Empty progress bars, long check lists with all tasks at zero, big numbers on economy requirements to unlock content, all those things remind me, maybe just subconsciously, to exams. On the other side, tackling progress tracks or tasks that are partially completed suggest me more an imminent feeling of completion and reward.

Play with reinforcing that emotion and make it easy for the player to start a new cycle in the core loop.

Focus attention

To focus attention early on in what you think is crucial the player learns first, an effective method is just unlocking functionality or mechanics at a deliberated pace.

Also, removing temporally chunks of UI from pop-ups helps avoiding the player starts asking what one thing is before even learning what came before.

We don’t want you to start thinking about storing decorations before even knowing what decorations are for in June’s Journey, so we decided to unlock the storage feature a bit later on into progression.

Keep the metagame a metagame

Decorating fairy tale houses in Bubble Witch Saga 3 is fun, but I wonder how much that delivers according to the premise of the game (whatever players thought the game would be about). Image from care.king.com

If you sustained the whole economy and balancing of your game on the core loop, then you hope that’s what will drive the player’s ride into your game. Your metagame, though, might have additional purposes, like gating the content, adding an extra layer of content, or help giving more depth to the core game.

Precisely because the metagame has that relative independency from the core loop, it looks like we some times bring them to the direction of customization or cosmetics, offering the player systems with their own complexity and appeal.

If the player has these systems that are heavy on visual mechanics, that are self-explanatory and intuitive, and that have enough options and depth by themselves earlier on, the player might find it more pleasant to spend time in there than trying to understand the other parts of the game, where they don’t know what to do yet.

I would try to keep metagames short and sweet. Try to figure out what’s their real function in the game, and get rid of functionality that might make the thing itself nicer and more polished, but the whole game risk the balance you planned earlier on.

Playtest

Every time I watch someone go through a funnel, or playing their first sessions in a game, I learn a lot. Because that’s where you spot the potential points of friction.

I think it’s important to sanity check core loops. Just because the player keeps on playing the game by brute forcing her way, it doesn’t mean they’re not struggling with some things, or that there isn’t an underlying problem that’s slowly becoming bigger until it will fall of its own weight.

Watch people play and focus on their natural reactions to the new stuff that pops up; ask them to narrate the logic they find behind what’s going on in front of their eyes; ask them if there was something they would have expected working differently.

Finally, check that the assumptions you worked with, especially in terms of time invested, and attention required, are double checked by the way the player actually engages.

Conclusion

An understandable core loop means a happy player!

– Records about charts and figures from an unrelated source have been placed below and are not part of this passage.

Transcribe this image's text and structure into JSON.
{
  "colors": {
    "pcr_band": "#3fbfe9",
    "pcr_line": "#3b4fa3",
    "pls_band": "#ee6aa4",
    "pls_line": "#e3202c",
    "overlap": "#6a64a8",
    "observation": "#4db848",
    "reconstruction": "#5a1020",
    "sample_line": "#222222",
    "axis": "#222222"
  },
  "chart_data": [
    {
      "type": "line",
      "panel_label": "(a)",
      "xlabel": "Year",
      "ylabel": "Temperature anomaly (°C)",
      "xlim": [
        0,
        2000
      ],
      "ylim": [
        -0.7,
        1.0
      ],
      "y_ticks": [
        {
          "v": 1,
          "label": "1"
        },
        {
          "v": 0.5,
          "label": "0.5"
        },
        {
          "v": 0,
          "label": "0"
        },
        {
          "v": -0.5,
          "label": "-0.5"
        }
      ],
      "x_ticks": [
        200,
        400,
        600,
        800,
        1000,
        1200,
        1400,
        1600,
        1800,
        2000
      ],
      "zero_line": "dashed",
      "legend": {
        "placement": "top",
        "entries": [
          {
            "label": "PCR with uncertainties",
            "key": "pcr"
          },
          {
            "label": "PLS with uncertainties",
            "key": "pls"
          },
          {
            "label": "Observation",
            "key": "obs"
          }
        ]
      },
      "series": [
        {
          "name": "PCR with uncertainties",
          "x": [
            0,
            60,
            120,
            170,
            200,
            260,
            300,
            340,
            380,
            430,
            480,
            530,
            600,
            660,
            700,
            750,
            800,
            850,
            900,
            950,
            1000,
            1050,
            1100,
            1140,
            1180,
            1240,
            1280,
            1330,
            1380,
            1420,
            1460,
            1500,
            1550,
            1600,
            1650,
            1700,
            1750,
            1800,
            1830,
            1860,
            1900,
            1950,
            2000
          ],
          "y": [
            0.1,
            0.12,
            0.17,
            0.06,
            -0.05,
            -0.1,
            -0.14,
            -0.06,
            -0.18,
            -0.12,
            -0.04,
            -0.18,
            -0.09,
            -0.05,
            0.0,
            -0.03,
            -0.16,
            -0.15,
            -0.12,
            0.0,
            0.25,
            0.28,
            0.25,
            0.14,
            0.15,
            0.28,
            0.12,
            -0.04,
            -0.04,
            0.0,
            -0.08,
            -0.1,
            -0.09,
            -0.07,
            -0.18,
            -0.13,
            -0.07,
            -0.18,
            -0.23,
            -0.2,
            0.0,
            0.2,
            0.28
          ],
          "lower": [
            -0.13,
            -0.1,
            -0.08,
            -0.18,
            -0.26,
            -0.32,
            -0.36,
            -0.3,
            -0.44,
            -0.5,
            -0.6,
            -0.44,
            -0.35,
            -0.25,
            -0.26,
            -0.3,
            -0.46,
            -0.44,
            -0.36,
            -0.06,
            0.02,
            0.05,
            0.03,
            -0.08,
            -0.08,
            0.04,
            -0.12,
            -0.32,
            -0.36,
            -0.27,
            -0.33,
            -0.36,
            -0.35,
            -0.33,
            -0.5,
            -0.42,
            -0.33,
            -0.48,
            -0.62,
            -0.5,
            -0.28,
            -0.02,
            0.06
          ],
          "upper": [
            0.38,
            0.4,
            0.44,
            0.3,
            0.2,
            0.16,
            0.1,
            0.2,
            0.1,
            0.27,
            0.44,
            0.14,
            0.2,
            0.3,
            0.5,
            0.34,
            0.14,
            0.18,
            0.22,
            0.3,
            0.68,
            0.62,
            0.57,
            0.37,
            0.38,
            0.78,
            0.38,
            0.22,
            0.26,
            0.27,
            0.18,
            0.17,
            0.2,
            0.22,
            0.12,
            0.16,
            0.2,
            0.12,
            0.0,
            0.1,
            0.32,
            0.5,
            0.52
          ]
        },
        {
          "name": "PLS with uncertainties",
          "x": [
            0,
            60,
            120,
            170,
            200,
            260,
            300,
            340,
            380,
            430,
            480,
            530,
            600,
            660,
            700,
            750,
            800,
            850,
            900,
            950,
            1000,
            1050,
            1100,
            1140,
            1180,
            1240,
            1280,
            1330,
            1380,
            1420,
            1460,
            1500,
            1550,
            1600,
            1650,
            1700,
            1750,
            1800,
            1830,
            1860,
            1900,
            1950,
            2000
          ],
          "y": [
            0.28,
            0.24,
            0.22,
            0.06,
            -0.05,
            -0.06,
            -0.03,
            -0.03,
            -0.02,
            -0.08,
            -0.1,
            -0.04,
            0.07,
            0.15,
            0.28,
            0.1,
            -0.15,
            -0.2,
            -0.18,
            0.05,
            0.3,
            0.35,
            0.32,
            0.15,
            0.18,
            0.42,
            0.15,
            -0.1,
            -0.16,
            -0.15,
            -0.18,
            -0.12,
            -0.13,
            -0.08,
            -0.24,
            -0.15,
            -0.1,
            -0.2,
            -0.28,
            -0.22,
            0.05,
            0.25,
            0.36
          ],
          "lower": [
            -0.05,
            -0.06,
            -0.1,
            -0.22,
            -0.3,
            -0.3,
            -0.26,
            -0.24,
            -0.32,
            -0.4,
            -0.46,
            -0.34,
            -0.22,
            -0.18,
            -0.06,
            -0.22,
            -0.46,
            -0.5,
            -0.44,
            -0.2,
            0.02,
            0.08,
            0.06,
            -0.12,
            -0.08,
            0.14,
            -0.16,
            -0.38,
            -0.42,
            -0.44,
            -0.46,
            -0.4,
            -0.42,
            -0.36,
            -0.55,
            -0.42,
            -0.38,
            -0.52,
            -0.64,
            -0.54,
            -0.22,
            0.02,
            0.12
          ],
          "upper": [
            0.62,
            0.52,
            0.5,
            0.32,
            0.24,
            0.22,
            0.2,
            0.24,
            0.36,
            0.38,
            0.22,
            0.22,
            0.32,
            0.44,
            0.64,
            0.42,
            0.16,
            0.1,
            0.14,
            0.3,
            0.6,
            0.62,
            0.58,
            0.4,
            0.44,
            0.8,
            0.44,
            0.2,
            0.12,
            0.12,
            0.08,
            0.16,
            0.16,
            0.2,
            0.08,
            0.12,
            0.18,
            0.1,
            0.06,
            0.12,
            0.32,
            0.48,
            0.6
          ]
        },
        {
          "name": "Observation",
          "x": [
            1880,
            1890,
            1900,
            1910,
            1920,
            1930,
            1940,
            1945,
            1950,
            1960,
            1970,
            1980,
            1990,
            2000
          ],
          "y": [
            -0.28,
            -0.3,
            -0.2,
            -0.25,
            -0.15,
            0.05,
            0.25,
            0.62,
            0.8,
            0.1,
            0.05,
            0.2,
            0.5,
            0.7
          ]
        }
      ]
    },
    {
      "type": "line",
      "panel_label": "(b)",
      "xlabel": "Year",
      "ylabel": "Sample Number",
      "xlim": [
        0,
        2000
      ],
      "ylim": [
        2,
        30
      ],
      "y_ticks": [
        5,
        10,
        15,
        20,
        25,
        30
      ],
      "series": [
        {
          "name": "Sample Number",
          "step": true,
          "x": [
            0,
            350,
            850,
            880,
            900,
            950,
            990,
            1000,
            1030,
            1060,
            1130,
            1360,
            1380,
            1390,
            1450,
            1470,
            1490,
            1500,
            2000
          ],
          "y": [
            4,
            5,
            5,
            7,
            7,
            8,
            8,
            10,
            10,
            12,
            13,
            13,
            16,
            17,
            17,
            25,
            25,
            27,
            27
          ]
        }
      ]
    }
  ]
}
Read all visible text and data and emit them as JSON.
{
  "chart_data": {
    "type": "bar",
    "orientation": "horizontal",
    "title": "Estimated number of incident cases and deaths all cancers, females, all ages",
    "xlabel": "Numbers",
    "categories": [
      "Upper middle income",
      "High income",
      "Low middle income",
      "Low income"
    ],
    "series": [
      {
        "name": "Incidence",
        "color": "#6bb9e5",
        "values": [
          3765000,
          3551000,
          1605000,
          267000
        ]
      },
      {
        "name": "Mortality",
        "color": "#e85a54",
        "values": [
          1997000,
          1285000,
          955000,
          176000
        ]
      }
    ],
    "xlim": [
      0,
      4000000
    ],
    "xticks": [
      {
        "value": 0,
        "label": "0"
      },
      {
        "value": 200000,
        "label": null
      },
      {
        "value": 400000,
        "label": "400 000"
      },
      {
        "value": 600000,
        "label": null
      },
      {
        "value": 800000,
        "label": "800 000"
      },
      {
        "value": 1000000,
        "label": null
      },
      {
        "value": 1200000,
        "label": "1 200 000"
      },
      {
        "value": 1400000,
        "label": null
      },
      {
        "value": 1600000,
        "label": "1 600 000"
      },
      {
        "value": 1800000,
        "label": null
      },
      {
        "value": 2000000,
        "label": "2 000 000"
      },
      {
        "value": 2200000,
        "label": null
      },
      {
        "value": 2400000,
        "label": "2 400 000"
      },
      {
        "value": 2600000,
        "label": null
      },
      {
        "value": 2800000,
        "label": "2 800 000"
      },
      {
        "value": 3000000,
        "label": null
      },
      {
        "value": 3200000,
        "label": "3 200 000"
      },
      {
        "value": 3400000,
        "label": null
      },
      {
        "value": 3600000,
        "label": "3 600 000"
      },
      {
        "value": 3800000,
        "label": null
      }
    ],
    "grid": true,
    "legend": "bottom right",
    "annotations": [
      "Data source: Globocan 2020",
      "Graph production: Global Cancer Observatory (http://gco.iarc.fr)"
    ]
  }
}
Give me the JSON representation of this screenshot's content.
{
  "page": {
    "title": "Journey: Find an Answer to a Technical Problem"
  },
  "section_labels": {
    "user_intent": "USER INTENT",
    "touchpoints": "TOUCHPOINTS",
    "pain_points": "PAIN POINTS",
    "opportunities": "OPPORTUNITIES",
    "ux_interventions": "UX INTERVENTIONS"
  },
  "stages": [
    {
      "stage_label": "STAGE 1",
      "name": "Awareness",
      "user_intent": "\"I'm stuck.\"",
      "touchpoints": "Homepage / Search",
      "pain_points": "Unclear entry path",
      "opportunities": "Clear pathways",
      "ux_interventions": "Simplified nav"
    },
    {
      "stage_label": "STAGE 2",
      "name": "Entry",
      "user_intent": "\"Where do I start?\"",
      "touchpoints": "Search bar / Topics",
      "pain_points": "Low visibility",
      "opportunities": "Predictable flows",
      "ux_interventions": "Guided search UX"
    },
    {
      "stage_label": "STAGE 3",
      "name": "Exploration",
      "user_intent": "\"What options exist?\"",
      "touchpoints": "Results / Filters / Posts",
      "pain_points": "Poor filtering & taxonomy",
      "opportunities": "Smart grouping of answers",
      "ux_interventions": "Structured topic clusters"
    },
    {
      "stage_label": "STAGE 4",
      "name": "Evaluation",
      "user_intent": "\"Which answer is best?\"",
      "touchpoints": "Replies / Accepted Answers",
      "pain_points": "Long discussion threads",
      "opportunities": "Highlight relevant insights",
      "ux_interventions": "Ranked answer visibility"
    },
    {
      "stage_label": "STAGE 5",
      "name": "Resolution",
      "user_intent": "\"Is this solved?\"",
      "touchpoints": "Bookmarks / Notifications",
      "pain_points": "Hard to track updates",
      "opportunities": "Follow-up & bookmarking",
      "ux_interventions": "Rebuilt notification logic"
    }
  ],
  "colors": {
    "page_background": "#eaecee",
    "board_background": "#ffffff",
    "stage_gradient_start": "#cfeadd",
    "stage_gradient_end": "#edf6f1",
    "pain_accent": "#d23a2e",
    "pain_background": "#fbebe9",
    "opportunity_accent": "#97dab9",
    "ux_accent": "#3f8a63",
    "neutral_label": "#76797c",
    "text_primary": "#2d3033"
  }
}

Many features, content and functionality in a game are built on top of the core loop. If the player understands it early, then you have material from which you can try to motivate routines and have a solid basis to maintain the rest of the experience.

Think about the game as a country, and the core loop as the grammar of its language. If the visitor understands that, she can move around comfortably and enjoy the variety of things she comes across with in that place.

However, if she didn’t learn the grammar (for example, because they didn’t teach her properly), but she’s for some reason highly motivated, she can still brute force and workaround her way into places, but even the most simple action, as buying bread at the bakery, will be painful. So unless she doesn’t find a way, she’ll eventually leave to visit a different place.